Minor leaguers are in Glendale, working on their craft before the official opening of MiLB spring training.

Scottsdale Scorpions v Glendale Desert Dogs
If José Rodríguez really wants to emulate his baseball idol, he better pick up the pace with his whiffs.
Chris Bernacchi/Diamond Images via Getty Images

It seems like now that minor leaguers who are not on the 40-man roster are all arriving at spring training, beat writers are picking one a day to write on. What else is there to do? James Fegan took time to concentrate on a big name in the White Sox system, in José Rodríguez.

Rodríguez had a breakout yearin 2021 that started in Kannapolis and then improved in Winston-Salem. His .919 OPS in High-A last year earned him a series in Birmingham, and some time in the Arizona Fall League as well, both to little success (in only 20 combined games). Rodríguez should start the year in Birmingham and though every year is important, this could be a make-or-break one for him. Rodríguez could prove that he deserves to be the second baseman of the future, or he could show that he is just a utility infielder — something the White Sox seem to specialize in creating over the past couple of years. For 2022, he needs to really work on defense and increasing walks. Reading Fegan’s story, it’s very funny that Javy Báez is one of Rodríguez’s favorite players, considering Rodríguez only had 72 strikeouts in 111 games last season.

Meanwhile, Merk concentrated more on a player who has a real shot to see MLB time in 2022, Carlos Pérez. Now, some of that is because Pérez is a catcher, and the depth at that position for the Sox is weak to say the least.
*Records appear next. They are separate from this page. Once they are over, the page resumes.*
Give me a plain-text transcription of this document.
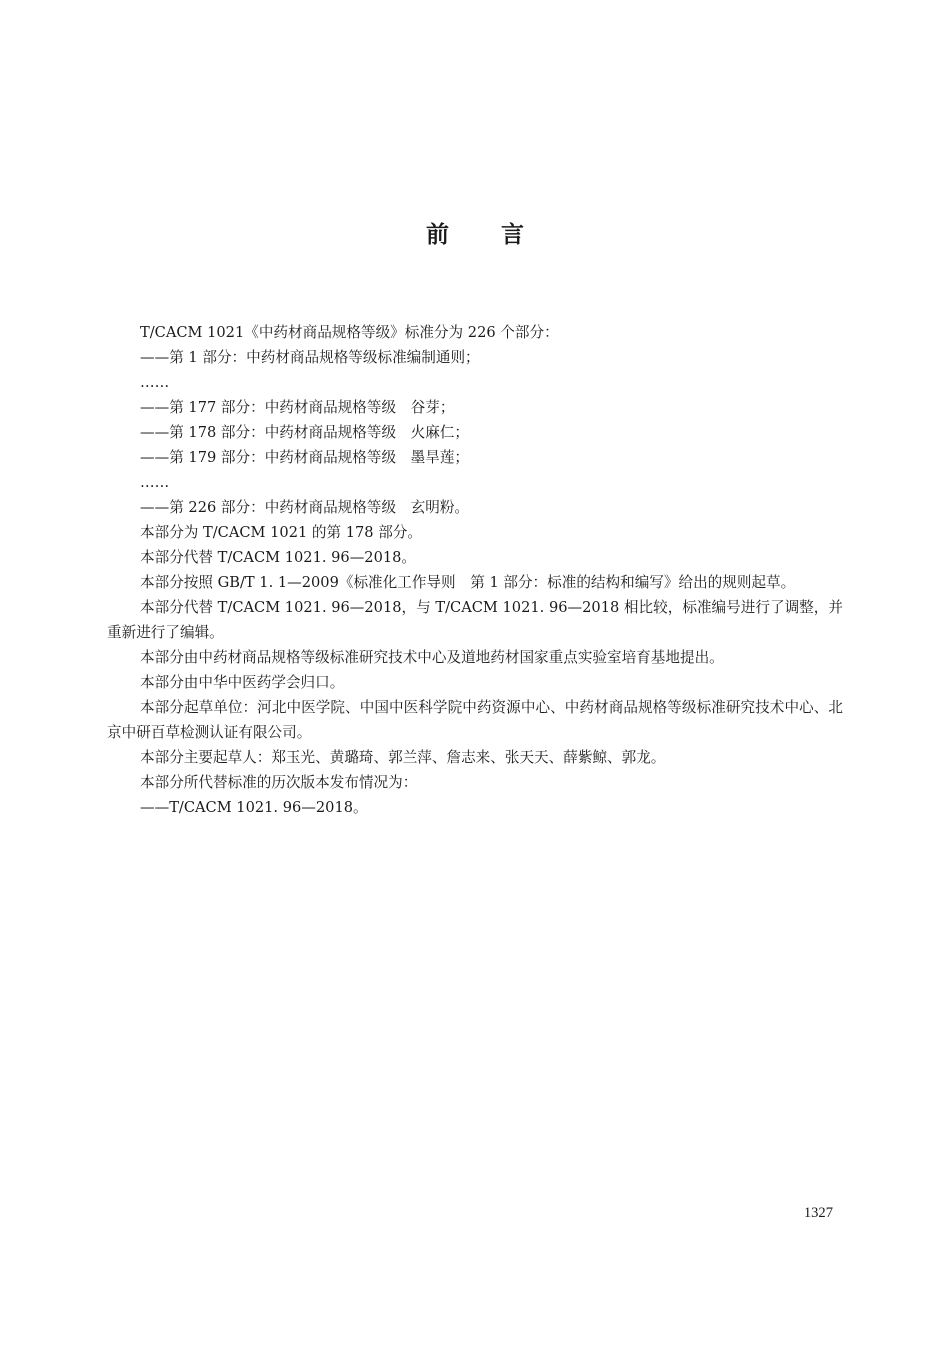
前言

T/CACM 1021《中药材商品规格等级》标准分为 226 个部分：

——第 1 部分：中药材商品规格等级标准编制通则；

……

——第 177 部分：中药材商品规格等级　谷芽；

——第 178 部分：中药材商品规格等级　火麻仁；

——第 179 部分：中药材商品规格等级　墨旱莲；

……

——第 226 部分：中药材商品规格等级　玄明粉。

本部分为 T/CACM 1021 的第 178 部分。

本部分代替 T/CACM 1021. 96—2018。

本部分按照 GB/T 1. 1—2009《标准化工作导则　第 1 部分：标准的结构和编写》给出的规则起草。

本部分代替 T/CACM 1021. 96—2018，与 T/CACM 1021. 96—2018 相比较，标准编号进行了调整，并重新进行了编辑。

本部分由中药材商品规格等级标准研究技术中心及道地药材国家重点实验室培育基地提出。

本部分由中华中医药学会归口。

本部分起草单位：河北中医学院、中国中医科学院中药资源中心、中药材商品规格等级标准研究技术中心、北京中研百草检测认证有限公司。

本部分主要起草人：郑玉光、黄璐琦、郭兰萍、詹志来、张天天、薛紫鲸、郭龙。

本部分所代替标准的历次版本发布情况为：

——T/CACM 1021. 96—2018。

1327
But with Yasmani Grandal going to get the vast majority of the time behind the plate, backup catcher is not a priority for offseason spending. So, you could see a lot of moves here regarding the backup spot, and Pérez has a good shot to see himself in the majors this year.

In terms of Pérez’s play on the field, he has been with the Sox since 2014 and has ever-so-slowly moved up the ranks. He spent the majority in Birmingham last year, with a cup of coffee in Charlotte. It was the first time Pérez had an average year at the plate (102 wRC+) since his time in the DSL in 2014-15; but while the bat improved, it is not something to rely on. All indications point to Pérez being solid behind the plate, and since catching the ball seems to be hard for all White Sox catchers, Pérez impresses with only had four passed balls last year and a 42% caught stealing rate. OK, it’s not a ringing endorsement, but he is fourth on the depth chart for catcher currently.